Dear Authors
The review is, of course, highlighting a particular research field which positively believes that there is evidence of more labile biomolecules in Mesozoic fossils, which is entirely based on antibody immunisation experiments and limited perspectives from other approaches to protein detection.
Antibody immunisation was a widely used methodology in archaeological studies in the 1980s and 1990s, but subsequently abandoned due to the inherent issue with false positives and the introduction of more sensitive methods, such as newer generations of mass spectrometers.
iIt is mentioned that even DNA is found in fossil bones, citing an older study. However, it has been shown this spring (Saitta et al. 2019, eLife) that bones are inherently open systems that welcome unique bacterial consortia, perhaps to make use of the inherently biolimiting nutrient that phosphate is, but that dinosaur bones excavated from subsurface environments are more than 80X enriched in DNA (derived from bacteria) relative to surrounding sediments.
Hence, any claims of proteins or DNA need to evaluate the degree of bacterial contamination. Currently, no chemical evidence for any peptide sequence that is older than 3.8 million years old has been positively confirmed. Antibody immunisation necessitates long and basically complete proteins with an intact tertiary structure to positively work. So, if antibodies readily give true positive results, then various suites of peptide sequences should flourish--complete ones and a larger tail of more degraded ones based.
The authors keep stressing the power of the repeatability of their methods in their labs, but true substantiation of a hypothesis is corroboration with a different method with different strengths and weaknesses. This would be the sequencing of peptides with mass spectroscopy in the case of proteins.

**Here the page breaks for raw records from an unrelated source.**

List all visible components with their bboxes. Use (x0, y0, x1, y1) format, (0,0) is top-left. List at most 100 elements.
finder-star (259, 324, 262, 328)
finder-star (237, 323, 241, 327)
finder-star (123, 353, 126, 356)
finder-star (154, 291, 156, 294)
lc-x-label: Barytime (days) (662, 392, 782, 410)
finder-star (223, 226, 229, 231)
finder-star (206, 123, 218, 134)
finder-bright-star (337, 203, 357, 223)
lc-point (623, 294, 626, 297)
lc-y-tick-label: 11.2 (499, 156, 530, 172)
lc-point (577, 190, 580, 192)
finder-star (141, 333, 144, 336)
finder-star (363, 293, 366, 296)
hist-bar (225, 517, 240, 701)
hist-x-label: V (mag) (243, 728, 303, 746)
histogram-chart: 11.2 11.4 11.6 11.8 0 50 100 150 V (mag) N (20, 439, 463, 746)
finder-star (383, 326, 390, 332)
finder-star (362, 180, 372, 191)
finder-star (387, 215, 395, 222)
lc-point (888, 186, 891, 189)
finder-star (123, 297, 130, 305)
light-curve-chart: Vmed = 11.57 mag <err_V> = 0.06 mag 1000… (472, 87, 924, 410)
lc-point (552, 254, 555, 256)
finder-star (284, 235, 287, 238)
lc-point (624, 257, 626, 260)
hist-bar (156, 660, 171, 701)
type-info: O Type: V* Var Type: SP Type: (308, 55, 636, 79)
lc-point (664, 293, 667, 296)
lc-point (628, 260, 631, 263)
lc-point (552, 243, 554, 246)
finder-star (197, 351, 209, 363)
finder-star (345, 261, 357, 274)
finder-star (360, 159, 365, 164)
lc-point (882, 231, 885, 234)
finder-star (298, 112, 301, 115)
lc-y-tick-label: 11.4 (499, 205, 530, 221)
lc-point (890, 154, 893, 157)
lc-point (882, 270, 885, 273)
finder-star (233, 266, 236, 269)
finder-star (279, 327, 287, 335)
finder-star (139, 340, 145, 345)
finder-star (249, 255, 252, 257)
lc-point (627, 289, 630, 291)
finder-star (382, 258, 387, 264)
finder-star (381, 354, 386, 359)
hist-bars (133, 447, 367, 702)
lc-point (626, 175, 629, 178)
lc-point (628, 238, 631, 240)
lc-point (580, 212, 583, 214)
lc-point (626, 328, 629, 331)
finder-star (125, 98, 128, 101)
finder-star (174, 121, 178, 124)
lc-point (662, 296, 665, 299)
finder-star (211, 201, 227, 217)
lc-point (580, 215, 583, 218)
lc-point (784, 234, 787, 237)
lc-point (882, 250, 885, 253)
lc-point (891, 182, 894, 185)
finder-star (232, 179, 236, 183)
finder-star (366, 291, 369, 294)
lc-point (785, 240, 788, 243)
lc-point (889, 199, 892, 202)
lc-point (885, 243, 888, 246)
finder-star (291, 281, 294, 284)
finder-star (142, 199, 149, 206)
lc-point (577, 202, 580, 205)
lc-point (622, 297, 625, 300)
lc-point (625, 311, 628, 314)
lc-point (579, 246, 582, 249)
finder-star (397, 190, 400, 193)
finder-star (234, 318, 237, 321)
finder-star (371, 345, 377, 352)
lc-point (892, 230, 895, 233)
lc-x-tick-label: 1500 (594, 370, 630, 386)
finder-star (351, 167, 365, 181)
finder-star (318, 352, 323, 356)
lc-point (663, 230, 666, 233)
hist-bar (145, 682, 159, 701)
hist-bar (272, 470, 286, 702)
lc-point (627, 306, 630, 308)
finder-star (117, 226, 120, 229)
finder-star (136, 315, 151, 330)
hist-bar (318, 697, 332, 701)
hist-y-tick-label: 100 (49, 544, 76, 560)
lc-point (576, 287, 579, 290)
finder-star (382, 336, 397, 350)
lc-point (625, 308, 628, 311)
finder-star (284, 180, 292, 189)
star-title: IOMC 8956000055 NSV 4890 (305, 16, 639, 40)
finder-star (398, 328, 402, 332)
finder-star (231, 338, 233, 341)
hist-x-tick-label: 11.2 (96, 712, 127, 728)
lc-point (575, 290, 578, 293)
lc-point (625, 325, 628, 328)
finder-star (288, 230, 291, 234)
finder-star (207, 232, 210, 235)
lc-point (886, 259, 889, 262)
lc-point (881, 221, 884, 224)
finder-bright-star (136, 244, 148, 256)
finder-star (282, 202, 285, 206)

Proteins and DNA are some of the least stable organic molecules, while others such as cross-linked and complex molecules such as lignin, melanin and sporopollenin and certain lipids, such as cholesterol and hopanoids are extremely stable. Mass spectroscopic analyses have shown that these molecules preserve routinely in exceptional fossils, while proteins have not found themselves to be detected positively.
it could well be that proteins may preserve as transformed molecules, through cross-linking with oxidised lipids or sugars, but these molecules are not preserving the functionality of the protein and hence would not give rise to positive antibody staining, but their complex structure and potential to have several reactive sites may be a suitable locus for false-positive reactions with antibodies.
Proteinaceous tissues are rarely observed preserved as organic imprints, if ever. Otherwise, why would it be possible to observe colour patterns in fossil feathers? We would preserve all sorts of tendons and in particular notochords in jawless vertebrates. However, they practically shimmer in their absence.
I would invite the authors to test their hypotheses across other platforms, specifically demonstrating an absence of recent contamination and the presence of diagnostic peptide sequences. The recent corroboration of likely proteinaceous material with methods such as TOF SIMS in bones would similarly suffer from the likelihood of bacterial contamination and cannot be cited anymore as support for fossil proteins by other labs until the same bones have been subjected to tests for bacterial contamination and amino acid racemisation tests to evaluate if protein moieties present have an ancient signature.
So, to rephrase your final statement "Why do evidence of pre-Neogene fossil proteins not emerge from conventional and widely approved paleoproteomic protocols?"